The contrast the authors drew felt wrong. Neural networks are inspectable too. Every weight is visible. There is no sealed compartment in a transformer where the real work happens out of sight. You can write the whole computation down. What you cannot do is follow it, because there is too much of it, and because the intermediate quantities do not correspond to anything you can name.
So maybe interpretability is just an artifact of size. Take any transparent symbolic structure and grow it to the scale at which a network stops being readable, and it stops being readable too. A learned argumentation graph over a four-feature toy dataset is already a tangle you have to filter before you can even draw it. Push it to real data and a chain of cases you recognise is no longer something a person can hold in their head.
There is being inspectable, where every part is visible - networks have this, and so do argumentation graphs. There is being interpretable, where a human can follow it, and this degrades with complexity whatever the substrate, symbolic or neural. And there is being faithful, where the explanation is the mechanism itself, and not a story told about it after the fact.

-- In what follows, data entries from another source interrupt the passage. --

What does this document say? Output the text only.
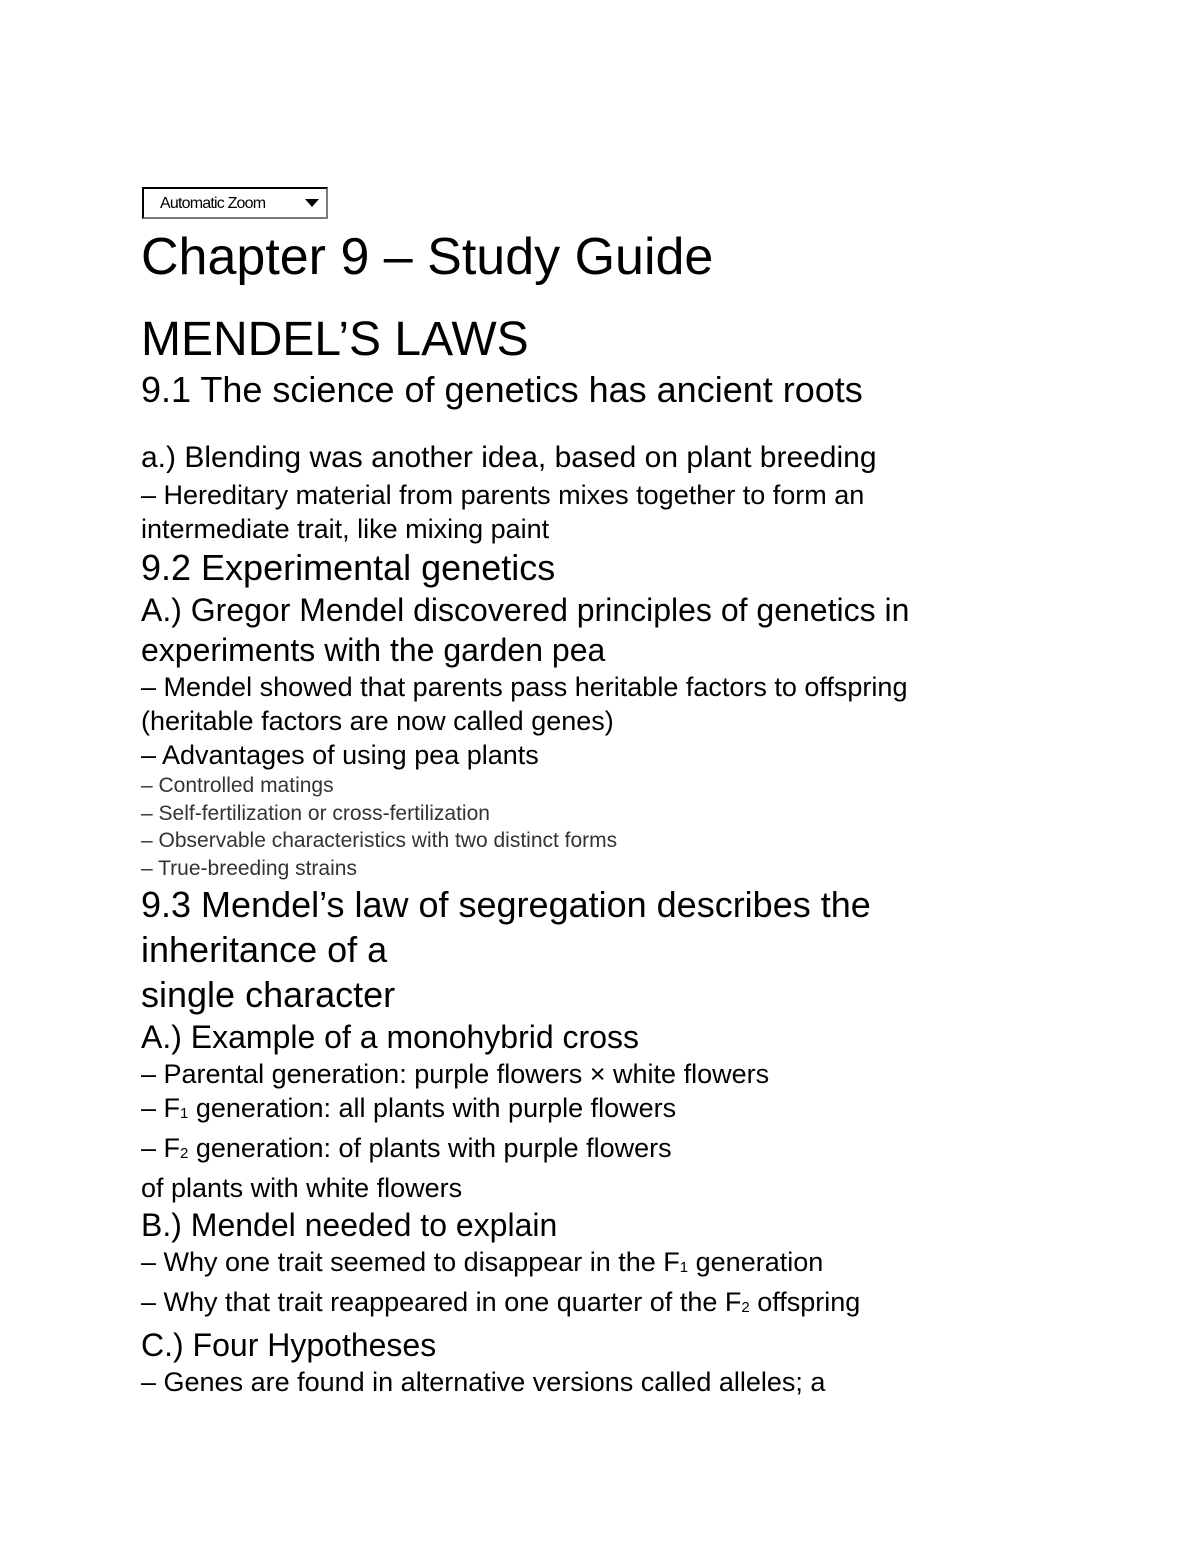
Automatic Zoom
Chapter 9 – Study Guide
MENDEL’S LAWS
9.1 The science of genetics has ancient roots

a.) Blending was another idea, based on plant breeding

– Hereditary material from parents mixes together to form an

intermediate trait, like mixing paint

9.2 Experimental genetics

A.) Gregor Mendel discovered principles of genetics in

experiments with the garden pea

– Mendel showed that parents pass heritable factors to offspring

(heritable factors are now called genes)

– Advantages of using pea plants

– Controlled matings

– Self-fertilization or cross-fertilization

– Observable characteristics with two distinct forms

– True-breeding strains

9.3 Mendel’s law of segregation describes the
inheritance of a
single character

A.) Example of a monohybrid cross

– Parental generation: purple flowers × white flowers

– F1 generation: all plants with purple flowers

– F2 generation: of plants with purple flowers

of plants with white flowers

B.) Mendel needed to explain

– Why one trait seemed to disappear in the F1 generation

– Why that trait reappeared in one quarter of the F2 offspring

C.) Four Hypotheses

– Genes are found in alternative versions called alleles; a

The last one is what the size objection does not touch in the same way. A saliency map, an attention plot, a post-hoc rationale, each is an approximation of what the network did, and each can quietly diverge from it. A structure that is itself the computation cannot misrepresent the computation, however large it grows. That looks like a difference in kind. So the author’s claim is not empty. It is only narrower than it sounded. The defensible version is not that the system is interpretable at a scale where networks are not. It is that the system is faithful by construction.

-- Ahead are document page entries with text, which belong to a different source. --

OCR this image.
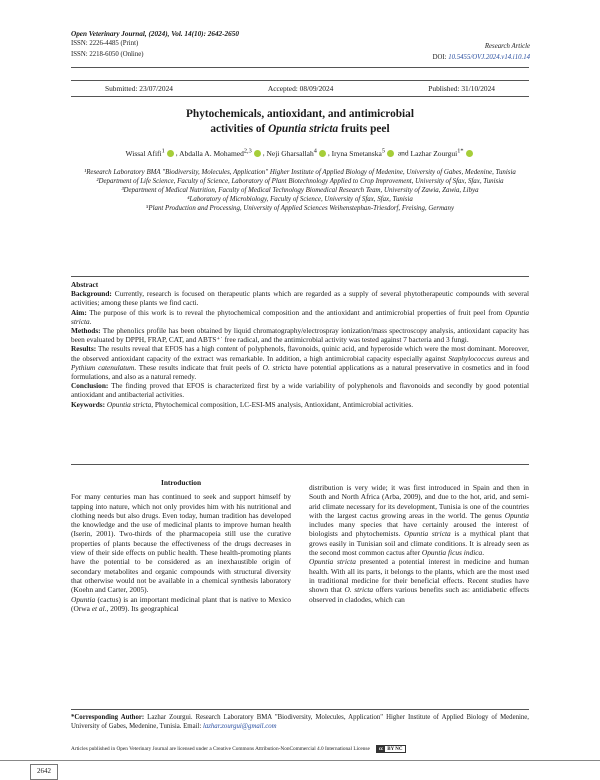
Open Veterinary Journal, (2024), Vol. 14(10): 2642-2650
ISSN: 2226-4485 (Print)
ISSN: 2218-6050 (Online)
Research Article
DOI: 10.5455/OVJ.2024.v14.i10.14
Submitted: 23/07/2024	Accepted: 08/09/2024	Published: 31/10/2024
Phytochemicals, antioxidant, and antimicrobial
activities of Opuntia stricta fruits peel
Wissal Afifi$^1$ , Abdalla A. Mohamed$^{2,3}$ , Neji Gharsallah$^4$ , Iryna Smetanska$^5$ and Lazhar Zourgui$^{1*}$
¹Research Laboratory BMA "Biodiversity, Molecules, Application" Higher Institute of Applied Biology of Medenine, University of Gabes, Medenine, Tunisia
²Department of Life Science, Faculty of Science, Laboratory of Plant Biotechnology Applied to Crop Improvement, University of Sfax, Sfax, Tunisia
³Department of Medical Nutrition, Faculty of Medical Technology Biomedical Research Team, University of Zawia, Zawia, Libya
⁴Laboratory of Microbiology, Faculty of Science, University of Sfax, Sfax, Tunisia
⁵Plant Production and Processing, University of Applied Sciences Weihenstephan-Triesdorf, Freising, Germany

Abstract

Background: Currently, research is focused on therapeutic plants which are regarded as a supply of several phytotherapeutic compounds with several activities; among these plants we find cacti.

Aim: The purpose of this work is to reveal the phytochemical composition and the antioxidant and antimicrobial properties of fruit peel from Opuntia stricta.

Methods: The phenolics profile has been obtained by liquid chromatography/electrospray ionization/mass spectroscopy analysis, antioxidant capacity has been evaluated by DPPH, FRAP, CAT, and ABTS⁺˙ free radical, and the antimicrobial activity was tested against 7 bacteria and 3 fungi.

Results: The results reveal that EFOS has a high content of polyphenols, flavonoids, quinic acid, and hyperoside which were the most dominant. Moreover, the observed antioxidant capacity of the extract was remarkable. In addition, a high antimicrobial capacity especially against Staphylococcus aureus and Pythium catenulatum. These results indicate that fruit peels of O. stricta have potential applications as a natural preservative in cosmetics and in food formulations, and also as a natural remedy.

Conclusion: The finding proved that EFOS is characterized first by a wide variability of polyphenols and flavonoids and secondly by good potential antioxidant and antibacterial activities.

Keywords: Opuntia stricta, Phytochemical composition, LC-ESI-MS analysis, Antioxidant, Antimicrobial activities.

Introduction

For many centuries man has continued to seek and support himself by tapping into nature, which not only provides him with his nutritional and clothing needs but also drugs. Even today, human tradition has developed the knowledge and the use of medicinal plants to improve human health (Iserin, 2001). Two-thirds of the pharmacopeia still use the curative properties of plants because the effectiveness of the drugs decreases in view of their side effects on public health. These health-promoting plants have the potential to be considered as an inexhaustible origin of secondary metabolites and organic compounds with structural diversity that otherwise would not be available in a chemical synthesis laboratory (Koehn and Carter, 2005).

Opuntia (cactus) is an important medicinal plant that is native to Mexico (Orwa et al., 2009). Its geographical

distribution is very wide; it was first introduced in Spain and then in South and North Africa (Arba, 2009), and due to the hot, arid, and semi-arid climate necessary for its development, Tunisia is one of the countries with the largest cactus growing areas in the world. The genus Opuntia includes many species that have certainly aroused the interest of biologists and phytochemists. Opuntia stricta is a mythical plant that grows easily in Tunisian soil and climate conditions. It is already seen as the second most common cactus after Opuntia ficus indica.

Opuntia stricta presented a potential interest in medicine and human health. With all its parts, it belongs to the plants, which are the most used in traditional medicine for their beneficial effects. Recent studies have shown that O. stricta offers various benefits such as: antidiabetic effects observed in cladodes, which can

*Corresponding Author: Lazhar Zourgui. Research Laboratory BMA "Biodiversity, Molecules, Application" Higher Institute of Applied Biology of Medenine, University of Gabes, Medenine, Tunisia. Email: lazhar.zourgui@gmail.com
Articles published in Open Veterinary Journal are licensed under a Creative Commons Attribution-NonCommercial 4.0 International License	cc BY NC
2642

Still, the structure is faithful to itself. Whether it is faithful to the decision is another question. If a neural component does work upstream and the argument graph mostly rationalises the result, then the part you can read is not the part that decided. The method is called neuro-argumentative for a reason. So I would hold the claim loosely until I know how much of the decision actually lives in the readable structure.
There is also a catch. Suppose the faithful structure is too large to comprehend. A trace of ten thousand cases attacking and supporting one another, every weight exactly the mechanism, and no human able to take it in. Faithfulness still buys something here. The trace can be audited in principle. A second program can check it. It cannot lie about what it did. But in principle and a second program are carrying the weight of that sentence. What faithfulness does not buy, on its own, is a person understanding the decision.
So faithfulness does not really survive the size objection. The question used to be whether a human can read the structure. Now the question is whether anything can check it. That is a real gain, because a check by a program scales where a human does not. But it is a different gain from the one the word interpretable suggests, and it is worth not confusing the two.
This also changes how I see the comparison with a readable post-hoc story that might be slightly wrong. The problem with the readable story is not mainly that it is wrong. It is that you cannot tell when it is wrong. It gives the feeling of having checked something. The faithful trace gives you a check you can run, even if you cannot run it in your head. One offers understanding you cannot verify. The other offers verification you cannot personally perform.
So I came away thinking the inspectable versus black box framing is the wrong axis. Two things matter, and they come apart. One is how faithful the explanation is to the mechanism. The other is how much of it a person can actually hold. A system can do well on one and quietly concede the other. The systems worth building are the ones trying for both at the same time, and I think it helps to keep the two apart, so you can see which one a given method is really buying you.